Book lovers love books about other book lovers. After all, we share the reading life in common: its challenges, its delights, its unique common language. Websites like Redeemed Reader exist partly to help parents and educators promote the reading life with their children and students!
Our “Literary Nightstand” series features all sorts of books about books, but the four titles below are uniquely about the reading life itself: the books that shaped these authors, the ways they’ve managed to find time to read, the ways in which books have shaped their lives–including their spiritual lives. Interestingly, the first three were all published one year ago this month. The fourth is now out of print, but well worth trying to track down. Each of these four authors argues that the reading life is worth cultivating and, perhaps most importantly, the reading life will change an ordinary life into something greater.
4 Books About the Reading Life: a Literary Nightstand Round-Up
Book Girl: A Journey Through the Treasures & Transforming Power of a Reading Life by Sarah Clarkson. Tyndale Momentum, 2018. 288 pages.
Clarkson celebrates all the best parts of being a “book girl” in this bibliographic memoir:
Gifts of learning and wonder, of hope renewed, of the capacity to ponder, of the will to act–these are just a few of the gifts to be explored … as we consider the particular goodness of being a book girl.Clarkson, Book Girl p. xii
From this earnest beginning, Clarkson dives into 10 ways books influence our lives, particularly our emotional, mental, and spiritual lives. Books build character, impart hope, and help us see the wonder around us (and so much more!). Fellow bibliophiles will especially love the plentiful booklists that appear in each chapter, echoing the chapter’s particular focus: “The Books We’ve Shared: My Family’s Favorite Read Alouds” or “The Holy War: Books That Taught Me to Pray.” Book Girl is primarily annotated book lists accompanied by Clarkson’s reflective essays on particular themes and categories of books. Bibliophiles who are eager for more book lists (aren’t we all?!) and who enjoy reading personal reflections on the reading life will appreciate this title.
On Reading Well: Finding the Good Life Through Great Books by Karen Swallow Prior. Brazos Press, 2018. 272 pages.

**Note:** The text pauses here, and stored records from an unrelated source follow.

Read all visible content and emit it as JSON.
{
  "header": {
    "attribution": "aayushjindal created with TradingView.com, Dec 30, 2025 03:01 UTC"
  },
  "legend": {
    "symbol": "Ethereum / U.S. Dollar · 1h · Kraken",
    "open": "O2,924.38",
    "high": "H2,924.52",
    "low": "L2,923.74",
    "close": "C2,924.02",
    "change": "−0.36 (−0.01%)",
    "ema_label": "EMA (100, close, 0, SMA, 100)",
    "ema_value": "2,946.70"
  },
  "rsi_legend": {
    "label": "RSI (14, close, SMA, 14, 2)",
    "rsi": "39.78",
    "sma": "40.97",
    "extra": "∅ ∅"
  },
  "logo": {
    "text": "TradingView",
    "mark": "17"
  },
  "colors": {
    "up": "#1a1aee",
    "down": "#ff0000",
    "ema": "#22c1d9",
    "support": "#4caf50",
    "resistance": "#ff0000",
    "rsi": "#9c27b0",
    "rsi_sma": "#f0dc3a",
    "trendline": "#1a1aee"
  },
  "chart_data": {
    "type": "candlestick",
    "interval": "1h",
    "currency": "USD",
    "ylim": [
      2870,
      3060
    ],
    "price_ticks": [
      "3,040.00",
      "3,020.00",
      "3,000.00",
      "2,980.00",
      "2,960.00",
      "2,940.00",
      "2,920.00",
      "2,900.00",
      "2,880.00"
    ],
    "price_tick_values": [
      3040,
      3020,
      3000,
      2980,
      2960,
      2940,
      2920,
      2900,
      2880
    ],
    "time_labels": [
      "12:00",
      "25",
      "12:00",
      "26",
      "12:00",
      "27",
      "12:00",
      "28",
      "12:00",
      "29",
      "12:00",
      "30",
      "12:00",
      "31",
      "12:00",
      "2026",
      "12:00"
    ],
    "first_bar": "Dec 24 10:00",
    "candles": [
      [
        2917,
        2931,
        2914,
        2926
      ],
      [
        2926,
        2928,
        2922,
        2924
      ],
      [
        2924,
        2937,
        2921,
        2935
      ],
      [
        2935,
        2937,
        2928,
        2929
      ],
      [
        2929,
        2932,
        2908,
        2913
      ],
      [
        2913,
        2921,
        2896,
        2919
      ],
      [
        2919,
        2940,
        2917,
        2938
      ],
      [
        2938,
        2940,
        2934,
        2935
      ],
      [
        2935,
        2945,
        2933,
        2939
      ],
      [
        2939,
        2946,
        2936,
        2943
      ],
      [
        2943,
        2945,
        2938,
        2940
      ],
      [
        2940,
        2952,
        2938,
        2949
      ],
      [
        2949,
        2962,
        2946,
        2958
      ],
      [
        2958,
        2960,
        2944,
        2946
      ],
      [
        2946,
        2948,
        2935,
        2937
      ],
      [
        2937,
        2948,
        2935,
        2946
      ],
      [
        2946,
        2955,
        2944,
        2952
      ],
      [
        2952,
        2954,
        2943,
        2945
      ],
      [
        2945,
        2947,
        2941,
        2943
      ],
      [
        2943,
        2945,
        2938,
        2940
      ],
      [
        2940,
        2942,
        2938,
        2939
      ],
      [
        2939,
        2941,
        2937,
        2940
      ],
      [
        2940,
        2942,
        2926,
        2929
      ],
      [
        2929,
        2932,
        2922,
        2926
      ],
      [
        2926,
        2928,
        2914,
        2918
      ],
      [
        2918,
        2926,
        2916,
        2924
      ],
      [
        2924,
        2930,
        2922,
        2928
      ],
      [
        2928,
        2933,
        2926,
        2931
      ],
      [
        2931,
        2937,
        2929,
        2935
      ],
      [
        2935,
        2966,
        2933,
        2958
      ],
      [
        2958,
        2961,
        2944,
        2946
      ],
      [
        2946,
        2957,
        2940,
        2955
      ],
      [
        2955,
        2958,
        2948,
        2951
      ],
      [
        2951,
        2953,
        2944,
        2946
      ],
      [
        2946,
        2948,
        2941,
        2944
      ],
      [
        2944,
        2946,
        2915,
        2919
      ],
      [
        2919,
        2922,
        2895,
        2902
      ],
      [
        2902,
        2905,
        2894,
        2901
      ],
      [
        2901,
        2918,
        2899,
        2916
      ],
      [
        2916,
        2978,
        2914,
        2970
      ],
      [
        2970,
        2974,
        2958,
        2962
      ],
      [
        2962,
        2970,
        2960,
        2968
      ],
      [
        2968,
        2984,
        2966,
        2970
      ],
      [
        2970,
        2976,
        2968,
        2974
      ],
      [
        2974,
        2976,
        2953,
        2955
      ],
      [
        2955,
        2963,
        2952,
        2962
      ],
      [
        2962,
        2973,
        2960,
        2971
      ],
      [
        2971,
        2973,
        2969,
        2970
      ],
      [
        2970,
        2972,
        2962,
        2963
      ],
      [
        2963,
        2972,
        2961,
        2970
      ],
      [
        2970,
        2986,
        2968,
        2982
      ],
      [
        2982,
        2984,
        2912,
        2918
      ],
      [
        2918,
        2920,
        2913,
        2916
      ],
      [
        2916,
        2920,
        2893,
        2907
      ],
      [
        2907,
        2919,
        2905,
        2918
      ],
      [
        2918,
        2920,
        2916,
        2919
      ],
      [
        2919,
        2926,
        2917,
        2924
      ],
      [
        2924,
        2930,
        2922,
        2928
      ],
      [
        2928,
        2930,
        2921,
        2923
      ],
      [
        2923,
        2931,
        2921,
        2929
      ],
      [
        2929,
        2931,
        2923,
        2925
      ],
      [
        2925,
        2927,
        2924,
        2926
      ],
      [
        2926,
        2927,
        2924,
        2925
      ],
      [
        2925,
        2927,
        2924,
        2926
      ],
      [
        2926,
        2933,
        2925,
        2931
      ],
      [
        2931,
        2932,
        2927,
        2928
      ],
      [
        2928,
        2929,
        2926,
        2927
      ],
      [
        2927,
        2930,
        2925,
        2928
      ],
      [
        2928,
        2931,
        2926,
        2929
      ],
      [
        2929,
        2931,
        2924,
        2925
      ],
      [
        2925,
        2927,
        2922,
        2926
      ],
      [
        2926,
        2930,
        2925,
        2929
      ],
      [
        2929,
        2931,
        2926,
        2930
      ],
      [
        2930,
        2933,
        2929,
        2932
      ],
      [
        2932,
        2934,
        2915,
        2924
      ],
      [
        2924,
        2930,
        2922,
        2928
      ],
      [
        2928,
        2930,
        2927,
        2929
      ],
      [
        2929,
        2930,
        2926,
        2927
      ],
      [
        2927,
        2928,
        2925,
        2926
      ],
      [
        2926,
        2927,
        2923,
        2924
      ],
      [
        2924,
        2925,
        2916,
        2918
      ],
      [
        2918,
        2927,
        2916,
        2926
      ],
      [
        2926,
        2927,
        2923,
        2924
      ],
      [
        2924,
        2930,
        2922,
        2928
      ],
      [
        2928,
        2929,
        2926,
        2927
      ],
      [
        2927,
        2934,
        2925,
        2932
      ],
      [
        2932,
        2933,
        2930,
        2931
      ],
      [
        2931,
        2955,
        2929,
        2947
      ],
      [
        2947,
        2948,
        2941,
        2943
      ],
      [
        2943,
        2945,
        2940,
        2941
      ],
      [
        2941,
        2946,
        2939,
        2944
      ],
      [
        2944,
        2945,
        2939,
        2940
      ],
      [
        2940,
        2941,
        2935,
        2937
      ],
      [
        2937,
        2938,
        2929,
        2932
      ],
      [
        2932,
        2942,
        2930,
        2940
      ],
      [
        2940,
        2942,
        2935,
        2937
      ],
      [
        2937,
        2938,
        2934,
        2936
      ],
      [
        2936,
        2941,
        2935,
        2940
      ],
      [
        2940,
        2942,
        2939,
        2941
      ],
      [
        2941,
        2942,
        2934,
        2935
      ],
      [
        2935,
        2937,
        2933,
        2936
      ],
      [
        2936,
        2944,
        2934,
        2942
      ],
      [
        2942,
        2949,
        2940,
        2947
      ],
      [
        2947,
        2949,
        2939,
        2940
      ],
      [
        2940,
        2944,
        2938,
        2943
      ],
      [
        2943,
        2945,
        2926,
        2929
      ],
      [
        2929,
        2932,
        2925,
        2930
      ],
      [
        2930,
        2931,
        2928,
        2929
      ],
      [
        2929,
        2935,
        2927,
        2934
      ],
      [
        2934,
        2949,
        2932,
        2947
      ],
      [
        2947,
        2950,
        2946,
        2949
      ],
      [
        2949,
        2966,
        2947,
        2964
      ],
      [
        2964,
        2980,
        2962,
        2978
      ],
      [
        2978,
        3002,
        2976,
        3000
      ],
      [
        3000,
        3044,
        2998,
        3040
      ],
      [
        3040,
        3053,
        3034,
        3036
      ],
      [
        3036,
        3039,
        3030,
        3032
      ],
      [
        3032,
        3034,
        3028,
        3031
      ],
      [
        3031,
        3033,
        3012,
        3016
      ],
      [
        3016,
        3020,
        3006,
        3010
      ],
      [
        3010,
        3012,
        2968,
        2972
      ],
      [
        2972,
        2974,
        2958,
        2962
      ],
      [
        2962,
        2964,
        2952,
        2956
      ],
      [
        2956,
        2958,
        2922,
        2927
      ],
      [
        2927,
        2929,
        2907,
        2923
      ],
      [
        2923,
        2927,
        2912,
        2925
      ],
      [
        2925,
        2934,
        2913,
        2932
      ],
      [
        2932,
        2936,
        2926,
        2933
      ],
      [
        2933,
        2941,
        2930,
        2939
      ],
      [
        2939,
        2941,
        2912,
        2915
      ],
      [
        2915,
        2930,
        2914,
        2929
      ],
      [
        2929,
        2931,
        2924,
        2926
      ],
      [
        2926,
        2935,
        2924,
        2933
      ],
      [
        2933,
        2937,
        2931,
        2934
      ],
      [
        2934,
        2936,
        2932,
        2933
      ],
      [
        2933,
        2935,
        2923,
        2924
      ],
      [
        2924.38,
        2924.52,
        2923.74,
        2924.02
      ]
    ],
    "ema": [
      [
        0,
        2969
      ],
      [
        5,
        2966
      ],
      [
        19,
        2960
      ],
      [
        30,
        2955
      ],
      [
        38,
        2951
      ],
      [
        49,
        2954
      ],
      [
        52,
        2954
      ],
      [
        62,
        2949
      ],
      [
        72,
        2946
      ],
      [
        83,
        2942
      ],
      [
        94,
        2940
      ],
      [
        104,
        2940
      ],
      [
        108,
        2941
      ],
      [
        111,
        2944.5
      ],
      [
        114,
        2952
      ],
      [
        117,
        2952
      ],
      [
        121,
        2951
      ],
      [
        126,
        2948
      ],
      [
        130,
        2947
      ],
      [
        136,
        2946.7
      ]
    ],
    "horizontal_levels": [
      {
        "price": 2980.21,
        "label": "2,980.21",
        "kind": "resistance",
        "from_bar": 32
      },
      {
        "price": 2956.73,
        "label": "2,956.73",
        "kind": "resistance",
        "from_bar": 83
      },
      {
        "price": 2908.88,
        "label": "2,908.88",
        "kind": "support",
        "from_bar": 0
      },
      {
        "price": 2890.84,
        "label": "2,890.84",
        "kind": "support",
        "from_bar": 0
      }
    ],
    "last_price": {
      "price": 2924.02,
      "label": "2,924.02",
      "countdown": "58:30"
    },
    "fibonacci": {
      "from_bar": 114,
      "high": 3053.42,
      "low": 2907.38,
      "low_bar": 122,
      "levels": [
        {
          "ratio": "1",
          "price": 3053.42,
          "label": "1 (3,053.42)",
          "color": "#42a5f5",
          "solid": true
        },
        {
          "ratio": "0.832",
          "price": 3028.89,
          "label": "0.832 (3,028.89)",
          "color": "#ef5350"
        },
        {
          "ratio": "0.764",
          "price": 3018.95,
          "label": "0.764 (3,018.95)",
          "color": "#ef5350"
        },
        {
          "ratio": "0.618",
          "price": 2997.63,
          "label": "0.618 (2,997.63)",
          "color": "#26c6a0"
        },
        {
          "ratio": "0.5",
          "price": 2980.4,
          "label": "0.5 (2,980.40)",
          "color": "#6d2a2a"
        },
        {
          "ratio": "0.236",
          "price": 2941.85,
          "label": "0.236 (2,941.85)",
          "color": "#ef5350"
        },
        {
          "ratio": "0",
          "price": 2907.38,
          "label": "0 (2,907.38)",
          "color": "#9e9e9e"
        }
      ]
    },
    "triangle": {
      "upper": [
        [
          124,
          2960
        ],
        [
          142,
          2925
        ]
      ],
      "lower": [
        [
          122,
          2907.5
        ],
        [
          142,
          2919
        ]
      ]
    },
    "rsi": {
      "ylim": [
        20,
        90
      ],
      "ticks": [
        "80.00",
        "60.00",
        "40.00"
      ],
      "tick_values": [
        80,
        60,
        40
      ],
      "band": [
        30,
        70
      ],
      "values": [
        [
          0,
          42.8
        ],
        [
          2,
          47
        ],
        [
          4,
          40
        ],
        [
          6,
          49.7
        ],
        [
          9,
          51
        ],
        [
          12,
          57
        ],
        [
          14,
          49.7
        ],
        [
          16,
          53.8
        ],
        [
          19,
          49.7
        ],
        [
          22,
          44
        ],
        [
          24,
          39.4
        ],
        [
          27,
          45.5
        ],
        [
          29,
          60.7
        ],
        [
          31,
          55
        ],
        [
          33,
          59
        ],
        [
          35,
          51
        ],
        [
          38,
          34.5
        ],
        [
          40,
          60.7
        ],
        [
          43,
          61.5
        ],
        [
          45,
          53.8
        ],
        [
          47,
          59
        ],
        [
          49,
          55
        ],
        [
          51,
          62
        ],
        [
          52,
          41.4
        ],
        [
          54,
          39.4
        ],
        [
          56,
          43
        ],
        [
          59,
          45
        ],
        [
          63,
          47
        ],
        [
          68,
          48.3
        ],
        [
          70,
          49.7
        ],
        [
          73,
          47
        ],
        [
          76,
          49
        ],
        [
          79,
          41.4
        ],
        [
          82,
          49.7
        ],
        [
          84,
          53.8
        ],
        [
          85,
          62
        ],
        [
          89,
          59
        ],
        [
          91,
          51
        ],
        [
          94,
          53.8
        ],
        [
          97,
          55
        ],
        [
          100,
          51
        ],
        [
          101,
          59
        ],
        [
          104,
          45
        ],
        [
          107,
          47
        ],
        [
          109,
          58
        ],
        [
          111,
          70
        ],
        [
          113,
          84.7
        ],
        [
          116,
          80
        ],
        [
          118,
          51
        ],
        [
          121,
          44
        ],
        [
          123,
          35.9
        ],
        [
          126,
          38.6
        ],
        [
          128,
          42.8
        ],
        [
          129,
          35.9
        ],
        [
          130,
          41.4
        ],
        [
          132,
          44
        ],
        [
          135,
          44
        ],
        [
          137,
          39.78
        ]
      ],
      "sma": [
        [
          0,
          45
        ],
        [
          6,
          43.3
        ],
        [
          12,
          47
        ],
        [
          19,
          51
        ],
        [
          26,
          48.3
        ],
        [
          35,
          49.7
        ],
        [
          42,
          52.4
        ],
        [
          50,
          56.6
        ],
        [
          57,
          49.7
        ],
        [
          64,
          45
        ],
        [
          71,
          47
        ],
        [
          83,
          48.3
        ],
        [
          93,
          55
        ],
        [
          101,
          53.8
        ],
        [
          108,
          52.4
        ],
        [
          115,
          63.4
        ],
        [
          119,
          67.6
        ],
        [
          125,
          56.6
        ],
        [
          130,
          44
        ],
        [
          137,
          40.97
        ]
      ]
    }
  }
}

We used Prior’s Booked as a teen/adult read-along title a few years ago; in that book, Prior urges readers to read promiscuously: indiscriminately, widely. On Reading Well turns that around a bit as Prior urges readers to read slowly and deeply. She is quick to point out that only the best books hold up to the close reading she is recommending. Prior’s introduction is an excellent defense for reading well, not just reading widely. Reading well means reading excellently, in pursuit of virtue; Prior goes on to illustrate how this looks through the lens of 12 classics, each of which is associated with a particular virtue. The 12 classics are the following: Tom Jones, The Great Gatsby, A Tale of Two Cities, The Adventures of Huckleberry Finn, Silence, The Road, The Death of Ivan Ilych, Ethan Frome, Pilgrim’s Progress, Persuasian, “Tenth of December” by George Saunders, and both “Revelation” and “Everything That Rises Must Converge” by Flannery O’Connor. Readers who want to make the most of Prior’s book will probably want to read (or re-read) these titles because there are spoilers! Meaty, rich, and a book itself that must be read slowly, On Reading Well is a good fit for bibliophiles who want to dig deep into the reading life.
I’d Rather Be Reading: The Delights and Dilemmas of the Reading Life by Anne Bogel. Baker Books, 2018. 160 pages.
Anne Bogel is Modern Mrs. Darcy–maybe you’ve heard of her? This is her second book, and it celebrates all things related to the reading life. A quick, light-hearted read, this is for the typical bookworm. Not as spiritually significant as the other titles on this list, I’d Rather Be Reading is a fun collection of personal essays about one reader’s experience that somehow unites all bookworms’ experiences. After reading it, we know Anne gets it: she gets the library fees, the piles of books strewn about the house, the books that make us cry, the books that mean much to us at certain times in our lives, the ways in which we change as readers. This is a small hardback, and it would make a nice little gift for someone who’s a reader but already has all the books!
Bequest of Wings: A Family’s Pleasures with Books by Annis Duff. Viking Press, 1944 (out-of-print).
We rarely review out of print books because they are hard for our readers to track down; when we make an exception, that means it is a title worth tracking down! Think of this book, Bequest of Wings, and its companion, Longer Flight, as “OOPS” books (out-of-print-specials). Bequest of Wings is a memoir of a family who delighted in and celebrated books with their children from birth onwards. Plenty of book titles sprinkle the pages, but the real gift is the peek into a fellow bibliophile’s experience with bringing all things reading into the life of the family: quoting poetry, visiting the library, reading stories together. A book published in the 1940s might seem quaint, but the lifestyle described is one many of us still practice–or long to practice. A great gift for new parents in particular, this is a title for book lovers who want to meet a new friend in the form of a book. You will want to put the book down at the end of each chapter and practice something in it right away–or simply hunt down a favorite children’s story you remember from your own childhood.